I have tremendous respect for An38 and the others posting here, but allow me to represent a minority opinion.
You have said that you have talked to other medical people who have had good things to say about your surgeon. It's common on this site for people to say "find someone who has done a thousand of these surgeries."
If a guy performs two of these a day, five days a week (but most only do surgeries a couple of days each week and have office calls the other days), it would take five years to approach a thousand surgeries. If they're doing three a day, I would not want to be their third four-hour surgery of the day. We all know this is an extremely precise surgery, and I simply would refuse to be the third, or especially the fourth surgery of the day. The numbers assume he never takes a vacation, doesn't observe holidays, and so forth.

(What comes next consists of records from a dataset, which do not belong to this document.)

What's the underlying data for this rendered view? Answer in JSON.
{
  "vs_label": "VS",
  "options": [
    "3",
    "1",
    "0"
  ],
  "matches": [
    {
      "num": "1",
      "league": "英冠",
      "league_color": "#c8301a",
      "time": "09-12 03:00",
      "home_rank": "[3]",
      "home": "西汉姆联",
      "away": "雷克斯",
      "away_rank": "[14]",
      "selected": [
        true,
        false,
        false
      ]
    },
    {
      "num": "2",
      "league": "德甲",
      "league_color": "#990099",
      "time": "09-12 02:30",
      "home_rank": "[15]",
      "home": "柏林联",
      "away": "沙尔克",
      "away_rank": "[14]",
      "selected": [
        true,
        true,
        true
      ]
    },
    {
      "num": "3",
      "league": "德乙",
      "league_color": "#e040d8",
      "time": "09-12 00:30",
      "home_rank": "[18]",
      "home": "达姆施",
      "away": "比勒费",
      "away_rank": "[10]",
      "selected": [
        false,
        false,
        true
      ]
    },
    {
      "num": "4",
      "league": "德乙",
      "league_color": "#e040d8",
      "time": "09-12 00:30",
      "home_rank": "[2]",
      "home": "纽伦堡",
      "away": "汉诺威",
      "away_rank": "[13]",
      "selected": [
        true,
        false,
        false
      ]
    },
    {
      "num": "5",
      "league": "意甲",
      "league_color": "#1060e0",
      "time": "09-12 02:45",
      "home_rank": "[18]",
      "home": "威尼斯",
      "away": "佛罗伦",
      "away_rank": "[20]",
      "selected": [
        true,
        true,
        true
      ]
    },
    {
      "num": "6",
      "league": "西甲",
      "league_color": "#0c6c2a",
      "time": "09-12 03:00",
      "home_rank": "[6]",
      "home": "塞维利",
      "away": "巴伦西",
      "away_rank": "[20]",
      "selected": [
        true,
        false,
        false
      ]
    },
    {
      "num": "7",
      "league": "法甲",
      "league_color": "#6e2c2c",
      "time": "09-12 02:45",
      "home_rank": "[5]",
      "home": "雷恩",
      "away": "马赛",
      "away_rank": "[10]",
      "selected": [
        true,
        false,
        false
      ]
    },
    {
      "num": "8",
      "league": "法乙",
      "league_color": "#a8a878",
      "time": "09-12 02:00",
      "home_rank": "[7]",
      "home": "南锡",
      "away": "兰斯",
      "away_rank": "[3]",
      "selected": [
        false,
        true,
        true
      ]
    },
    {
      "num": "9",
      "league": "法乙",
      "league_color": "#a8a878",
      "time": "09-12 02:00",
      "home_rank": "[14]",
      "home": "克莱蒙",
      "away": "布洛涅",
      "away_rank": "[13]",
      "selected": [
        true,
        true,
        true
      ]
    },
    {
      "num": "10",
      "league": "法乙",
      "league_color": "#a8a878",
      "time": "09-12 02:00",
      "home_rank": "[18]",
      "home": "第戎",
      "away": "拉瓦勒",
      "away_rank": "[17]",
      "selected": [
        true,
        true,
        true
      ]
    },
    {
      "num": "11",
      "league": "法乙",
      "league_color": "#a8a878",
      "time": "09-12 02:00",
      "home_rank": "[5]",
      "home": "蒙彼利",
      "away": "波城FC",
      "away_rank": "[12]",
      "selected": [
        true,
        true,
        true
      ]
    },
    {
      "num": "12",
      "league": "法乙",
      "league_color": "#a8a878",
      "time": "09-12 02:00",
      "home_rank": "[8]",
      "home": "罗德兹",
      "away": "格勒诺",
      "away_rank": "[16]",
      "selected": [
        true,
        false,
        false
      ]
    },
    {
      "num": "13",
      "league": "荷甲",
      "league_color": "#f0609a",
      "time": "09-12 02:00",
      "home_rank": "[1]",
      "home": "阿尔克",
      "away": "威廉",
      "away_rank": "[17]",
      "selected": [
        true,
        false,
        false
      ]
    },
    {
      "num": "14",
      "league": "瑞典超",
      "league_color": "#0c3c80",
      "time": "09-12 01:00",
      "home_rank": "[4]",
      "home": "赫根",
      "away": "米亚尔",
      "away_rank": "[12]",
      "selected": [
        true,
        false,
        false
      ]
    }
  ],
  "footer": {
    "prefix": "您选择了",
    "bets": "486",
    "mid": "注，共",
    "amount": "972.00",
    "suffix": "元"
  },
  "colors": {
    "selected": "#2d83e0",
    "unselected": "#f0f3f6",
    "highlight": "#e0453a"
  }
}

My surgeon has done about 50. He's in his 60's and has had a strong reputation for many years as a uro-surgeon, having done God knows how many open prostatectomies before adding the DaVinci procedure to his repertoire about four years ago. He would have done my surgery either way and the decision for DaVinci was entirely mine. His excellent reputation continues undiminished. He's good, and everyone in the area knows it. I don't see how I could have had a better outcome at Johns Hopkins.
So, I tend to place an asterisk over the requirement for a thousand surgeries. Obviously there are exceptions to that rule. I suspect that the surgeons with national reputations were as good after 20 or 30 Da Vinci surgeries as they are after hundreds. I would ask him, though, what his success rates are with ED and with continence, and I would insist on honest answers to both questions, as well as how he defines continence and how he defines return to potency.
I know my opinion is a minority opinion, but you asked for a variety of opinions, and this is mine.